His laugh is genuine, his seriousness lifted for a flash like the sun breaking through the clouds.
“There’s always another reason,” he says.
“An agenda, a strategy. But you really cared for that mortal. He mattered to you. Most gods aren’t sincere, not like that.
They never show who they really are. But you can’t be anything except who you are. It made me wonder.”
“Wonder what?”
“What else I’d gotten wrong about you.”
I absorb his words slowly. He’s right. I can cloak my intentions so that Zeus or Poseidon never quite knows where he stands, but I couldn’t keep them hidden around Ares. I let him see how I really felt.
It worries me. What happened between us last night was an explosion of desire, of pent-up frustration and suppressed longing bursting free.
But lying in his arms and listening to him talk like this is something else.
There’s a coziness that feels seductive but that I know is dangerous.
This was meant to be a singular occurrence.
I need to believe that I was impelled only by the intrigue, by his mystery and strangeness, and that I’ll swiftly grow tired of the darkness.
Surely, the eerie allure of this place will fade, and with it my fascination with him will crumble away?
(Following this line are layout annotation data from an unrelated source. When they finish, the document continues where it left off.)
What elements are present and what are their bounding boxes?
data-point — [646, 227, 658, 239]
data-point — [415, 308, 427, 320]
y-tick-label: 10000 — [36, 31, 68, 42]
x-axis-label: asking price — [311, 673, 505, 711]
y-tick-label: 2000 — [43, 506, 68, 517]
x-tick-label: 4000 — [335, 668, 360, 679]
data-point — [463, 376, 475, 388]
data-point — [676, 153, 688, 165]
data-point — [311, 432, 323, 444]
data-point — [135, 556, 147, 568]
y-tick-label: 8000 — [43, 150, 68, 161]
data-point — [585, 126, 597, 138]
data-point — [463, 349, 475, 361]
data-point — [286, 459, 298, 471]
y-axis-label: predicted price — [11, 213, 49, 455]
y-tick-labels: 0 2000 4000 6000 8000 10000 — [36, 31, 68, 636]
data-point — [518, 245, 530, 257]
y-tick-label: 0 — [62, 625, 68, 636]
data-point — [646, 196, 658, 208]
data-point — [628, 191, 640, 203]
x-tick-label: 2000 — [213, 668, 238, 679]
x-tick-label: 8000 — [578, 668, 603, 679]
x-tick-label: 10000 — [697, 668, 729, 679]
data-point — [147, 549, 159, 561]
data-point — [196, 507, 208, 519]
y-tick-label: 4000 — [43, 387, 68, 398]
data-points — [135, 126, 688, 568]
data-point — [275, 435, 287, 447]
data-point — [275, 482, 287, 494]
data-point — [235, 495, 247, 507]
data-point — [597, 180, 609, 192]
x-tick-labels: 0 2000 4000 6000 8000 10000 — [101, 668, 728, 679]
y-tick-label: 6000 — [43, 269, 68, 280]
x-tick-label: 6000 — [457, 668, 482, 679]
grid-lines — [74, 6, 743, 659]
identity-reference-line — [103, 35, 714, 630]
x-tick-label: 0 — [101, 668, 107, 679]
The last thing I want is to start believing that this cold, distant War God has a heart.
“Well, I don’t think the other gods would agree that they’re at my mercy.” I steer us back on to safer conversational ground.
If he’s disappointed, he doesn’t betray it. “They’re fools if they don’t see your power,” he says lightly.
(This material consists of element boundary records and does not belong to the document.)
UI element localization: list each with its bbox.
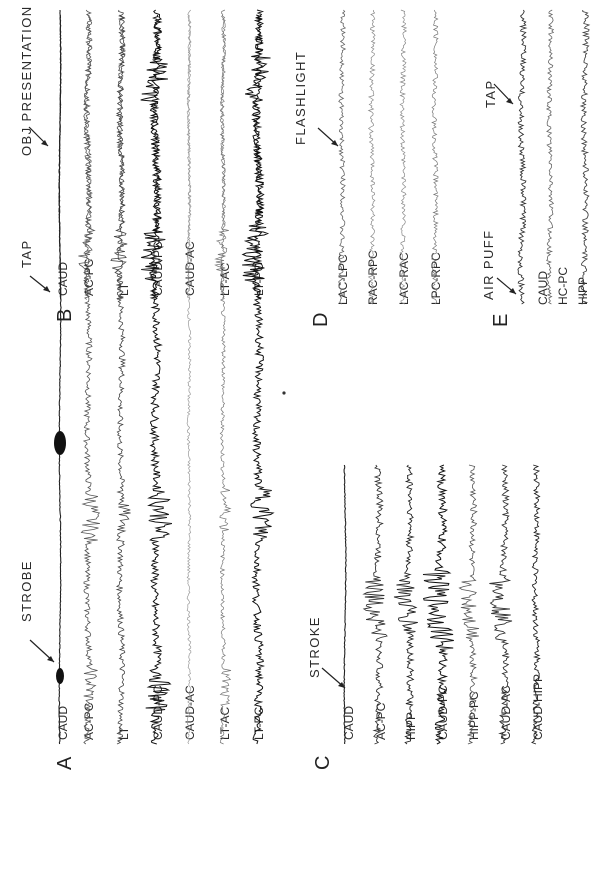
channel-label: LT [117,726,131,740]
event-label-tap-e: TAP [483,79,498,108]
channel-label: CAUD-AC [183,685,197,740]
eeg-trace [241,9,271,300]
strobe-blob [54,431,66,455]
event-label-flashlight: FLASHLIGHT [293,51,308,145]
channel-label: CAUD [56,706,70,740]
panel-a: A CAUD AC-PC LT CAUD-PC CAUD-AC LT-AC LT… [19,14,275,770]
panel-c: C CAUD AC-PC HIPP CAUD-PC HIPP-PC CAUD-A… [307,464,545,770]
event-arrowhead [41,140,48,146]
eeg-trace [140,9,168,300]
scan-speck [282,391,286,395]
eeg-trace [430,9,440,305]
eeg-trace [362,464,388,745]
channel-label: AC-PC [82,258,96,296]
panel-e: E CAUD HC-PC HIPP AIR PUFF TAP [481,9,591,327]
eeg-trace [219,14,232,745]
channel-label: CAUD [342,706,356,740]
channel-label: CAUD [536,271,550,305]
eeg-trace [186,14,192,745]
eeg-trace [110,9,128,300]
eeg-trace [186,9,192,300]
strobe-blob [56,668,64,684]
panel-e-letter: E [490,314,512,327]
panel-c-traces [343,464,541,745]
event-label-obj-presentation: OBJ PRESENTATION [19,6,34,157]
event-label-tap: TAP [19,239,34,268]
eeg-trace [115,14,131,745]
eeg-trace [367,9,376,305]
event-label-air-puff: AIR PUFF [481,230,496,300]
eeg-trace [398,9,408,305]
event-arrowhead [506,98,513,104]
event-arrowhead [43,286,50,292]
channel-label: HC-PC [556,267,570,305]
eeg-trace [458,464,480,745]
eeg-trace [78,9,96,300]
eeg-trace [338,9,347,305]
eeg-trace [250,14,275,745]
event-arrowhead [331,140,338,146]
panel-b: B CAUD AC-PC LT CAUD-PC CAUD-AC LT-AC LT… [19,6,271,322]
event-arrowhead [509,288,516,294]
channel-label: HIPP [576,277,590,305]
eeg-trace [58,9,62,300]
panel-b-letter: B [54,309,76,322]
panel-d: D LAC-LPC RAC-RPC LAC-RAC LPC-RPC FLASHL… [293,9,443,327]
panel-d-traces [338,9,440,305]
eeg-trace [517,9,528,305]
channel-label: RAC-RPC [366,250,380,305]
event-arrowhead [338,682,345,688]
event-label-stroke: STROKE [307,616,322,678]
eeg-trace [422,464,454,745]
channel-label: LAC-LPC [336,254,350,305]
eeg-trace [80,14,101,745]
eeg-trace [545,9,555,305]
channel-label: CAUD-AC [183,241,197,296]
eeg-trace [531,464,541,745]
eeg-trace [145,14,173,745]
eeg-trace [393,464,418,745]
panel-e-traces [517,9,591,305]
panel-a-letter: A [54,756,76,770]
eeg-trace [343,464,347,745]
panel-c-letter: C [312,756,334,770]
channel-label: LPC-RPC [429,252,443,305]
eeg-trace [579,9,591,305]
panel-a-traces [58,14,275,745]
eeg-trace [489,464,513,745]
channel-label: LT-AC [218,707,232,740]
eeg-trace [214,9,229,300]
channel-label: LT-AC [218,263,232,296]
event-label-strobe: STROBE [19,560,34,622]
channel-label: CAUD [56,262,70,296]
event-arrowhead [47,656,54,662]
channel-label: LT [117,282,131,296]
panel-b-traces [58,9,271,300]
panel-d-letter: D [310,313,332,327]
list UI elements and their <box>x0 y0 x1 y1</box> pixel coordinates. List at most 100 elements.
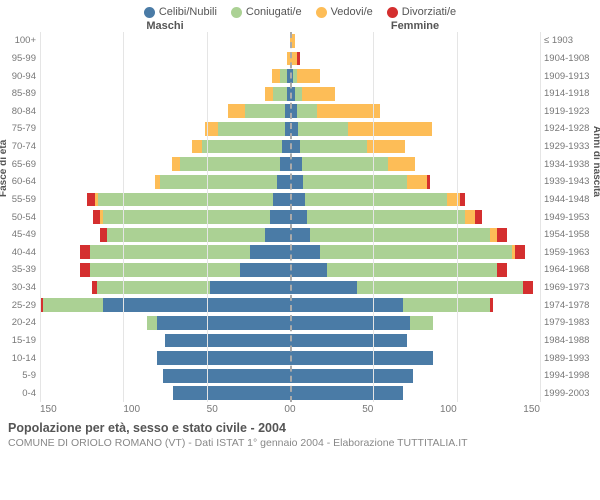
male-header: Maschi <box>0 20 290 32</box>
seg-widowed <box>272 69 280 83</box>
age-label: 15-19 <box>0 332 40 350</box>
bar-row <box>40 261 290 279</box>
legend: Celibi/NubiliConiugati/eVedovi/eDivorzia… <box>0 0 600 20</box>
year-label: 1949-1953 <box>540 208 600 226</box>
seg-widowed <box>388 157 415 171</box>
bar-row <box>290 314 540 332</box>
seg-married <box>147 316 157 330</box>
seg-married <box>43 298 103 312</box>
gender-headers: Maschi Femmine <box>0 20 600 32</box>
x-tick: 100 <box>123 404 140 415</box>
legend-label: Celibi/Nubili <box>159 6 217 18</box>
year-label: 1974-1978 <box>540 296 600 314</box>
seg-widowed <box>407 175 427 189</box>
seg-married <box>90 263 240 277</box>
legend-swatch <box>231 7 242 18</box>
seg-single <box>282 140 290 154</box>
seg-single <box>163 369 290 383</box>
seg-single <box>290 281 357 295</box>
bars-area <box>40 32 540 402</box>
seg-widowed <box>228 104 245 118</box>
bar-row <box>290 367 540 385</box>
bar-row <box>290 279 540 297</box>
age-label: 35-39 <box>0 261 40 279</box>
year-label: 1989-1993 <box>540 349 600 367</box>
seg-widowed <box>265 87 273 101</box>
bar-row <box>290 226 540 244</box>
seg-widowed <box>490 228 497 242</box>
seg-divorced <box>80 245 90 259</box>
bar-row <box>40 138 290 156</box>
year-label: 1909-1913 <box>540 67 600 85</box>
bar-row <box>40 120 290 138</box>
x-axis: 050100150 050100150 <box>40 404 540 415</box>
bar-row <box>290 67 540 85</box>
chart-subtitle: COMUNE DI ORIOLO ROMANO (VT) - Dati ISTA… <box>8 437 592 449</box>
seg-divorced <box>100 228 107 242</box>
bar-row <box>40 296 290 314</box>
grid-line <box>123 32 124 402</box>
seg-widowed <box>172 157 180 171</box>
year-label: 1904-1908 <box>540 50 600 68</box>
seg-single <box>210 281 290 295</box>
bar-row <box>40 85 290 103</box>
year-label: 1994-1998 <box>540 367 600 385</box>
legend-label: Vedovi/e <box>331 6 373 18</box>
bar-row <box>40 226 290 244</box>
year-label: 1919-1923 <box>540 103 600 121</box>
seg-widowed <box>465 210 475 224</box>
seg-married <box>180 157 280 171</box>
legend-item: Vedovi/e <box>316 6 373 18</box>
legend-item: Divorziati/e <box>387 6 456 18</box>
seg-widowed <box>297 69 320 83</box>
x-tick: 50 <box>362 404 373 415</box>
seg-single <box>290 386 403 400</box>
bar-row <box>290 191 540 209</box>
grid-line <box>540 32 541 402</box>
year-label: 1969-1973 <box>540 279 600 297</box>
bar-row <box>40 349 290 367</box>
seg-divorced <box>475 210 482 224</box>
year-axis: ≤ 19031904-19081909-19131914-19181919-19… <box>540 32 600 402</box>
bar-row <box>40 173 290 191</box>
seg-widowed <box>192 140 202 154</box>
seg-single <box>280 157 290 171</box>
seg-single <box>290 334 407 348</box>
seg-married <box>310 228 490 242</box>
bar-row <box>290 208 540 226</box>
bar-row <box>290 103 540 121</box>
seg-widowed <box>447 193 460 207</box>
seg-married <box>410 316 433 330</box>
seg-married <box>103 210 270 224</box>
seg-married <box>245 104 285 118</box>
seg-single <box>103 298 290 312</box>
age-label: 95-99 <box>0 50 40 68</box>
seg-married <box>307 210 465 224</box>
bar-row <box>290 32 540 50</box>
bar-row <box>40 367 290 385</box>
bar-row <box>40 208 290 226</box>
year-label: 1984-1988 <box>540 332 600 350</box>
seg-married <box>280 69 287 83</box>
bar-row <box>290 332 540 350</box>
grid-line <box>207 32 208 402</box>
seg-single <box>157 351 290 365</box>
seg-divorced <box>497 228 507 242</box>
seg-divorced <box>460 193 465 207</box>
year-label: 1964-1968 <box>540 261 600 279</box>
seg-single <box>290 210 307 224</box>
bar-row <box>290 120 540 138</box>
x-tick: 0 <box>290 404 296 415</box>
seg-divorced <box>297 52 300 66</box>
age-label: 80-84 <box>0 103 40 121</box>
year-label: ≤ 1903 <box>540 32 600 50</box>
seg-single <box>290 245 320 259</box>
seg-married <box>90 245 250 259</box>
seg-single <box>290 193 305 207</box>
chart-title: Popolazione per età, sesso e stato civil… <box>8 421 592 435</box>
legend-label: Divorziati/e <box>402 6 456 18</box>
seg-single <box>290 369 413 383</box>
bar-row <box>40 103 290 121</box>
year-label: 1999-2003 <box>540 385 600 403</box>
legend-swatch <box>387 7 398 18</box>
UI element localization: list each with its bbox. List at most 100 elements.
“Athena can resist anything I try,” I say. “I can never even guess what might tempt her, if anything exists that could.”
He leans back against the furs. “Stick to bringing down Hades’ defenses if you want to keep your sanity. Don’t try her.”
I smile. “Why does she annoy you so much?”
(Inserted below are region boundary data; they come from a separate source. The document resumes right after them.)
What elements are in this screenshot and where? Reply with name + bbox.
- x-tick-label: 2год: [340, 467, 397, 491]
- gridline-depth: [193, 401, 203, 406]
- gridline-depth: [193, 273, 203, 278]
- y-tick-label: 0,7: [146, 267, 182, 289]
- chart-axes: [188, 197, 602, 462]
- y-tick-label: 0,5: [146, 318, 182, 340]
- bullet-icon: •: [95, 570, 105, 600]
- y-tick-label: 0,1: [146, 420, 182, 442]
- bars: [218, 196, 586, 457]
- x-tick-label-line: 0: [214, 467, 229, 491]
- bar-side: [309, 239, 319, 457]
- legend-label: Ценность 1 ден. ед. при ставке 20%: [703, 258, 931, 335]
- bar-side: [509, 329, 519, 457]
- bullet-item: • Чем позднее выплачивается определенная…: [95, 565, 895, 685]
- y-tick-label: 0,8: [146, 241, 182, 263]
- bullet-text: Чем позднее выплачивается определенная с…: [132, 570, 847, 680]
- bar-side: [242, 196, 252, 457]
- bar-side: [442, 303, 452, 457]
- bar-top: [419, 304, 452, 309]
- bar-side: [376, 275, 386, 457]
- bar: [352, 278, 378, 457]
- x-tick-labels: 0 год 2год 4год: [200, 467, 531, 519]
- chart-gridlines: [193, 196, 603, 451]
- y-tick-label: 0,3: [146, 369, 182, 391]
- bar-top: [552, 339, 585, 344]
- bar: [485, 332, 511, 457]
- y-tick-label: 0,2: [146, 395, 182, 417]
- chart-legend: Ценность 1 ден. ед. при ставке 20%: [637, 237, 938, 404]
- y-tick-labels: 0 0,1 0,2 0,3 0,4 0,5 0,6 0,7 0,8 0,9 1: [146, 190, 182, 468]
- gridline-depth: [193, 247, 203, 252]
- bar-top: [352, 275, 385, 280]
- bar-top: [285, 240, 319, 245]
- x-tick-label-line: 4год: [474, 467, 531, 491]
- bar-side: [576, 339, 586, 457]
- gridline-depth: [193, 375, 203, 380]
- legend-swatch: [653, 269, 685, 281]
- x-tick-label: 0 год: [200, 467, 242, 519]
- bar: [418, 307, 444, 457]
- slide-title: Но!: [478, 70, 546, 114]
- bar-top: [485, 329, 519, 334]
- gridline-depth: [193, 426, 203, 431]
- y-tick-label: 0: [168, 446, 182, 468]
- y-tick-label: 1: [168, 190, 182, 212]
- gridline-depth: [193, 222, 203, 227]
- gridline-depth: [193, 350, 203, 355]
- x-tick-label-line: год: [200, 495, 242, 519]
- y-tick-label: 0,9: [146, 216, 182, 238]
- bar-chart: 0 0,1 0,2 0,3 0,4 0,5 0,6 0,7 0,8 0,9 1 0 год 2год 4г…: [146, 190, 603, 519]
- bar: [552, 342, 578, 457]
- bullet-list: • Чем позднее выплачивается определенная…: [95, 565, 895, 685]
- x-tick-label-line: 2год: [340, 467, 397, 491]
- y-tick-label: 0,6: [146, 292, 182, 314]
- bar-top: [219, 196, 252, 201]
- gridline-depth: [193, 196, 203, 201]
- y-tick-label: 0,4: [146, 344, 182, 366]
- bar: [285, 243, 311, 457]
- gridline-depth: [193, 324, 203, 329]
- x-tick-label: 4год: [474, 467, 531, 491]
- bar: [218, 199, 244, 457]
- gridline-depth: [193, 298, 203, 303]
“She treats war the same way she treats love,” he mutters. “As though she’s above it.”
“At least she engages in war, unlike love,” I counter. “She’s so disdainful of everything I do.”
“I’d rather she stayed out of war too, instead of trying to bring it into line with the way she thinks it should be,” he says.
“You’re lucky you don’t have to watch her dabbling around in love, never really caring about it, never knowing what it means.
Trying to make it make sense, be orderly and controlled.
” He exhales, a short huff of irritation.